The "pay to slay" policy remains in place, with little protest from U.N. members who view Israel as the source of the crisis.

Greenblatt called this unacceptable.

"Plainly put: the system rewards terrorism. That is why President Trump signed into law the Taylor Force Act, which makes clear that the United States absolutely, without qualification, rejects payments rewarding terrorism," Greenblatt said, referring to a recently passed U.S. law banning the use of aid dollars for the pay to slay program.

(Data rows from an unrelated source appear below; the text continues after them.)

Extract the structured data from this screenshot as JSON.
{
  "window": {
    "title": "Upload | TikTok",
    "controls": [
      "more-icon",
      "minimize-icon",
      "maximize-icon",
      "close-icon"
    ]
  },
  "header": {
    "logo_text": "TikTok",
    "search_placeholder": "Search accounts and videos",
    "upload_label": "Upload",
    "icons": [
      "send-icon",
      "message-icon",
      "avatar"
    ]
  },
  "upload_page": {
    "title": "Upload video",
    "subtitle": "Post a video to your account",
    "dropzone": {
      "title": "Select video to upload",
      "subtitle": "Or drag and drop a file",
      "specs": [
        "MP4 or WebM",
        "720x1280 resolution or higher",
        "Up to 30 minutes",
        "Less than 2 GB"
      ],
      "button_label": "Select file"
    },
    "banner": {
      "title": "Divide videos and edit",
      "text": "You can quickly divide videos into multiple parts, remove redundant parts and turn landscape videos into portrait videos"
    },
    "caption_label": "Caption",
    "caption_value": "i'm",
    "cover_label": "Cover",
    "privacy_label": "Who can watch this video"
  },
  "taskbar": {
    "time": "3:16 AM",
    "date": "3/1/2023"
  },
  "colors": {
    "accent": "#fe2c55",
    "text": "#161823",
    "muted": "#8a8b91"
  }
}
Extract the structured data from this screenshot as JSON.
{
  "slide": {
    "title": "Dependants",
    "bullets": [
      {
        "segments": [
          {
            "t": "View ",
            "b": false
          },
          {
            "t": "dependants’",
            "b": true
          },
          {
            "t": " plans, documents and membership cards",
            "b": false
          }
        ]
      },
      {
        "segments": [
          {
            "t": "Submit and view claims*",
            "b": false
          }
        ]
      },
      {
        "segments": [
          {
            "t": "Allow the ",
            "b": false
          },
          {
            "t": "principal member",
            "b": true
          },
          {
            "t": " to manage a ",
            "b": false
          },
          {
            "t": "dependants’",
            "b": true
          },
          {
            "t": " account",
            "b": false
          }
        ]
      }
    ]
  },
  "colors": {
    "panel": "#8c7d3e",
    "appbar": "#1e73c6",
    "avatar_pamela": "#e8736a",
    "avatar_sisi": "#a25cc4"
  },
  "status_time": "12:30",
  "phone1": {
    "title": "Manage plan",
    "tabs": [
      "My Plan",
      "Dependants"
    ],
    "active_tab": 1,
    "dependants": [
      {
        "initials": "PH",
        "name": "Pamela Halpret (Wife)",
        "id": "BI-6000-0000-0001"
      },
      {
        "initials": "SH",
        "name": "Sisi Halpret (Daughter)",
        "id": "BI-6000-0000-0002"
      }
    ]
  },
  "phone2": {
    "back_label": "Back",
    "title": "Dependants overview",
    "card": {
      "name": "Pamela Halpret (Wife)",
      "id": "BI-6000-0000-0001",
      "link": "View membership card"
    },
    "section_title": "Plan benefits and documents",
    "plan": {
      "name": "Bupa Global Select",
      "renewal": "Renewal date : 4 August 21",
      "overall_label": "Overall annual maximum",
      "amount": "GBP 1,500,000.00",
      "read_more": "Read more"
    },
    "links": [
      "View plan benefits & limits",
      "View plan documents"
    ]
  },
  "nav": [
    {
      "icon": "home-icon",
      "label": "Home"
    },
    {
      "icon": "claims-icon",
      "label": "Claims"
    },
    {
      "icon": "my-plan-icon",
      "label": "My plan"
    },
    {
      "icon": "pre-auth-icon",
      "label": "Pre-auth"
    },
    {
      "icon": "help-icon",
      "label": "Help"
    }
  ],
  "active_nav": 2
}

In the face of this law, as well as the Trump administration's repeated rebukes, the Palestinian government has made clear that it will not end this policy.

"We must acknowledge that peace can only be achieved by those who reject violence and terror," Greenblatt said. "The Palestinian Authority's institutionalization of support for terrorism is unacceptable and must be called out, unequivocally by all of us. The time has come for everyone to stop looking the other way."

Greenblatt urged U.N. member nations to make their opposition to this policy known.

"The time has also come for all of us to make it clear that the Palestinian Authority, if it aspires to the status of a government, must behave like one," he said. "It is unacceptable for the Palestinian Authority to pay these terrorists and their families a reward for criminal acts. It is unacceptable for the PA to divert its funds and fail to pay the hard working civil servants who teach in Palestinian Authority schools, patrol the streets in uniform, and provide medical care to the sick. The Palestinian Authority would rather pay terrorists than ordinary Palestinians and their families. What a shame!"